Though some of its contraceptive advice might be best consigned to the 1970s, the attitudes are helpful and honest. If it was written now, I'd like to think it would talk more openly about consent, but as it stands there's no actual bones to pick with the portrayal of Michael and Katherine's first sexual experiences with each other. PSHE in the 21st century still has a long way to go, but I imagine that in the 70s this book provided more sex education than an entire year's worth of sponsored videos.

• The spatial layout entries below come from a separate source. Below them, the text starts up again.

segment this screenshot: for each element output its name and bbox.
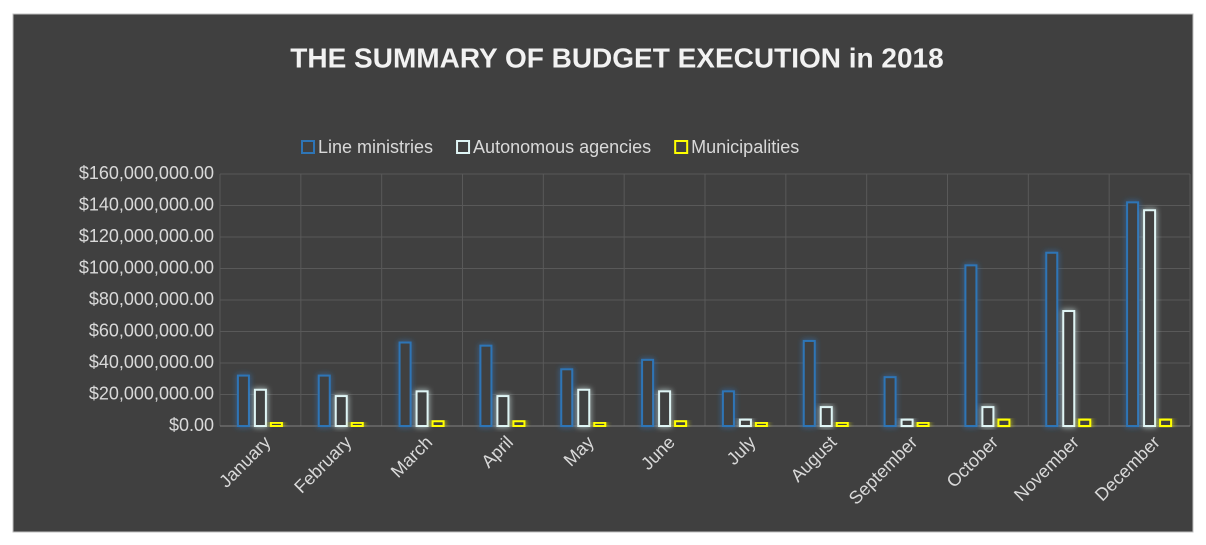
bar (981, 406, 995, 428)
legend-label: Municipalities (691, 137, 799, 157)
bar (997, 418, 1011, 428)
y-tick-label: $140,000,000.00 (79, 194, 214, 214)
bar (479, 344, 493, 427)
chart-title: THE SUMMARY OF BUDGET EXECUTION in 2018 (290, 42, 943, 73)
bar (802, 339, 816, 428)
bar (1159, 418, 1173, 428)
y-tick-label: $100,000,000.00 (79, 257, 214, 277)
bar (512, 420, 526, 427)
legend-swatch (301, 140, 315, 154)
legend-label: Line ministries (318, 137, 433, 157)
y-tick-label: $120,000,000.00 (79, 226, 214, 246)
bar (721, 390, 735, 428)
bar (1045, 251, 1059, 427)
bar (835, 421, 849, 428)
bar (593, 421, 607, 428)
bar (1143, 209, 1157, 427)
bar (1126, 201, 1140, 427)
bar (883, 376, 897, 427)
bar (577, 388, 591, 427)
bar (1078, 418, 1092, 428)
bar (415, 390, 429, 428)
bar (641, 358, 655, 428)
y-tick-label: $60,000,000.00 (89, 320, 214, 340)
y-tick-label: $20,000,000.00 (89, 383, 214, 403)
bar (334, 395, 348, 428)
bar (317, 374, 331, 428)
bar (398, 341, 412, 427)
bar (658, 390, 672, 428)
legend-swatch (456, 140, 471, 154)
y-tick-label: $160,000,000.00 (79, 163, 214, 183)
bar (819, 406, 833, 428)
bar (269, 421, 283, 428)
legend-label: Autonomous agencies (473, 137, 651, 157)
y-tick-label: $0.00 (169, 415, 214, 435)
bar (738, 418, 752, 428)
bar (560, 368, 574, 427)
legend: Line ministries Autonomous agencies Munici… (301, 137, 799, 157)
chart-background (12, 13, 1194, 533)
bar (496, 395, 510, 428)
bar (916, 421, 930, 428)
bar (754, 421, 768, 428)
bar (350, 421, 364, 428)
y-tick-label: $40,000,000.00 (89, 352, 214, 372)
bar (1062, 310, 1076, 427)
bar (900, 418, 914, 428)
bar (964, 264, 978, 427)
bar (253, 388, 267, 427)
bar (431, 420, 445, 427)
legend-swatch (674, 140, 689, 154)
y-tick-label: $80,000,000.00 (89, 289, 214, 309)
bar (236, 374, 250, 428)
bar (674, 420, 688, 427)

I liked that the book too sees a whole relationship through, from meeting, to 'going together', to intense 'love' first sexual experiences, to peetering out and moving on. It acknowledges the intense fervour of  teen relationships in a way which understands how important and all consuming they can be. But also points out that this is often short lived in a way which is not dismissive. Despite Katherine's earnest insistence that her and Michael are forever, she seems to accept with maturity and grace that her parents were right after all, that forever at 18 is kind of daft.

So in summary, I completely understand why Judy Blume is the Queen Regent of Teen. She completely paved the way for teen fiction's determination to deal with real life, relatable issues, to tackle subjects that impact and shape adolescent lives. These books aren't prescriptive, they don't pretend to be manuals for life but it makes readers realise, at the height of the teenage Armageddon of hormones and frenemies and depression and relationships that it's not completely uncharted terrain. Others have been there first and can help you through. Through the characters every reader gets to have an older sister or a cool aunt from whom can get the answers to their embarrassing questions. It's impossible to imagine what Young Adult fiction might look like today if books like these hadn't come first.